Hundreds of women and healthcare providers  continue to suffer under restrictive laws and they are often stripped of their rights to due process and judicial guarantees and protections, said the report, which calls for abolishing such laws. 

Such punitive power of the state “harms women’s reproductive autonomy, puts them at risk of arrest and imprisonment, and forces healthcare providers to make unethical decisions about their patients”, it added. 

A NEW PHENOMENON 

Take the case of a 28-year-old rape victim from Bolivia who became pregnant. She attempted to induce an abortion but ended up in the hospital with severe complications, said Ipas. Her doctor reported her to the police and she spent her 10-day hospital stay under police custody. She was then transferred to a prison for eight months. 

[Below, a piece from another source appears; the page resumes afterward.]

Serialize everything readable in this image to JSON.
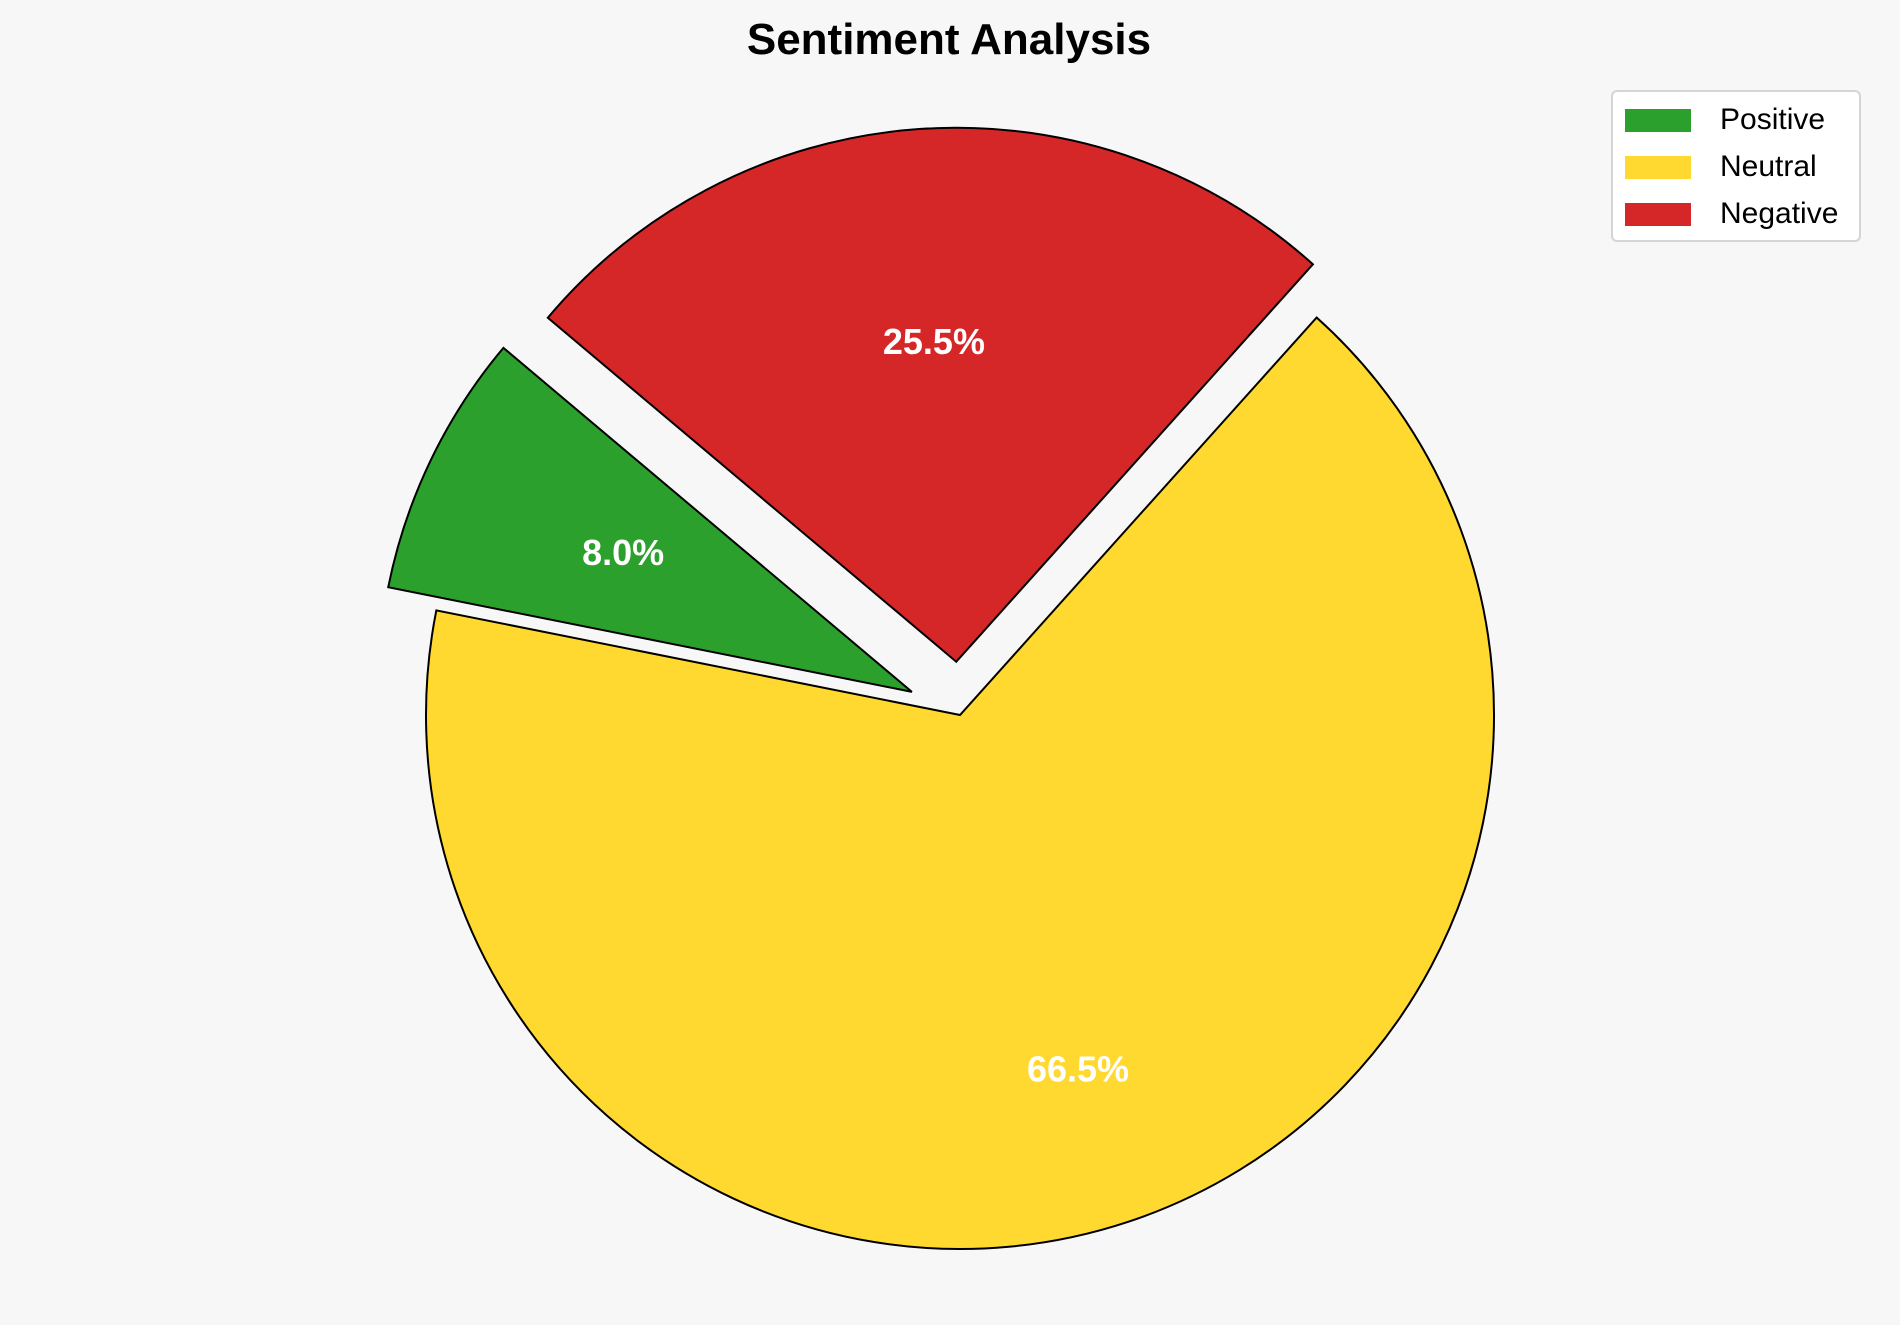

In Brazil, a woman who went to the hospital after an unsafe abortion was handcuffed to her hospital bed for three months because she did not have money to make bail. 

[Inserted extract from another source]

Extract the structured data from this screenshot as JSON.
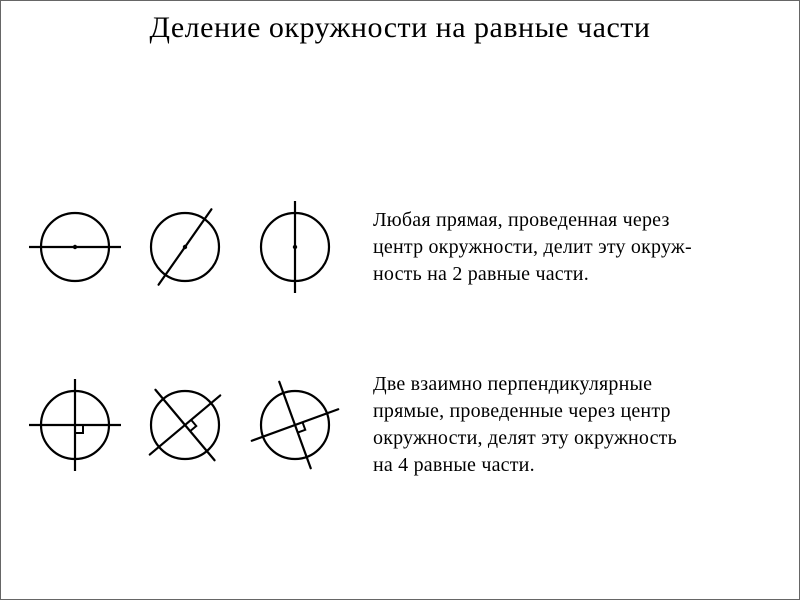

Leila Hessini, director of community access and youth at Ipas, said laws that criminalise abortion are a relatively new phenomenon. 

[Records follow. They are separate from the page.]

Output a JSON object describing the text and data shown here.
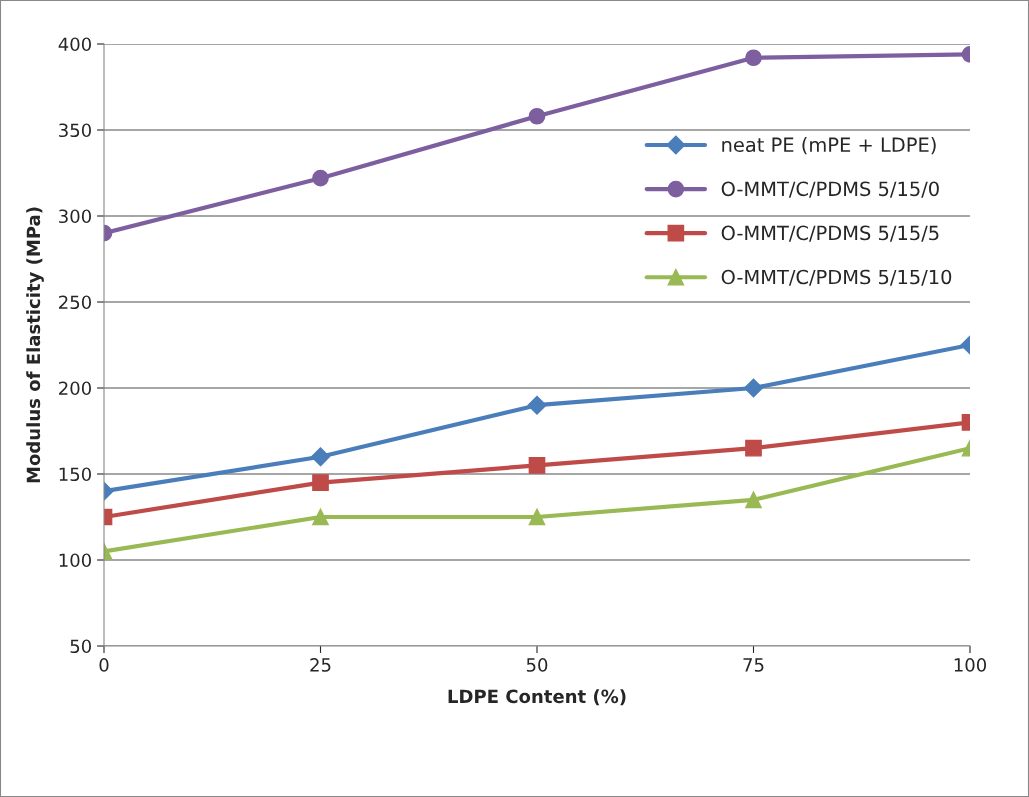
{
  "chart_data": {
    "type": "line",
    "xlabel": "LDPE Content (%)",
    "ylabel": "Modulus of Elasticity (MPa)",
    "x": [
      0,
      25,
      50,
      75,
      100
    ],
    "series": [
      {
        "name": "neat PE (mPE + LDPE)",
        "color": "#4a7ebb",
        "marker": "diamond",
        "values": [
          140,
          160,
          190,
          200,
          225
        ]
      },
      {
        "name": "O-MMT/C/PDMS 5/15/0",
        "color": "#7d5fa0",
        "marker": "circle",
        "values": [
          290,
          322,
          358,
          392,
          394
        ]
      },
      {
        "name": "O-MMT/C/PDMS 5/15/5",
        "color": "#be4b48",
        "marker": "square",
        "values": [
          125,
          145,
          155,
          165,
          180
        ]
      },
      {
        "name": "O-MMT/C/PDMS 5/15/10",
        "color": "#98b954",
        "marker": "triangle",
        "values": [
          105,
          125,
          125,
          135,
          165
        ]
      }
    ],
    "xlim": [
      0,
      100
    ],
    "xticks": [
      0,
      25,
      50,
      75,
      100
    ],
    "ylim": [
      50,
      400
    ],
    "yticks": [
      50,
      100,
      150,
      200,
      250,
      300,
      350,
      400
    ],
    "grid": "y",
    "legend": "right",
    "line_style": "solid"
  }
}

“If we look back to the 19th century, there were actually no abortion laws,” she said.

“Punitive laws were later enacted in 1880s in Western European countries and regrettably these same punitive laws set the standard for many countries that were colonised” and women are now paying the price for these antiquated laws, she added. 

Such laws are not limited to developing countries, however. They also are proliferating in established economies such as the United States, where a record number of proposals to curb abortion rights were made in state legislatures in 2011. 

Hessini, who said anti-abortion laws “do not belong to the 21st century”, acknowledged that changing laws are just the start. 

“Around women’s reproductive rights, there often is movement forward and we have to make sure there’s no movement backwards and that’s what’s happening in the U.S.,” she said. “It’s troubling and concerning.” 

LEARNING FROM NEPAL 

In the 1980s and 90s, Nepal was in a similar state to the three South American countries mentioned in the report. 

Around a fifth of the women in prison during that time were incarcerated due to abortion, including a 16-year-old rape victim who unknowingly took a drug that caused abortion and then was sentenced to 12 years in jail, said Arzu Rana Deuba, a former member of parliament in Nepal and founder and president of Safe Motherhood Network. 

In 2002, a new law decriminalisng abortion came into effect and abortion services became available in 2004. 

“Now we have 1,500 trained workers all over Nepal and 500,000 women have accessed safe abortion care,” said Deuba.

“As a consequence our maternal mortality rate has reduced by almost half,” she added.  

The fight is not yet over, however. 

Deuba said there are concerns a new constitution will curb women’s rights in Nepal, noting that anti-abortion billboards have been popping up around the country.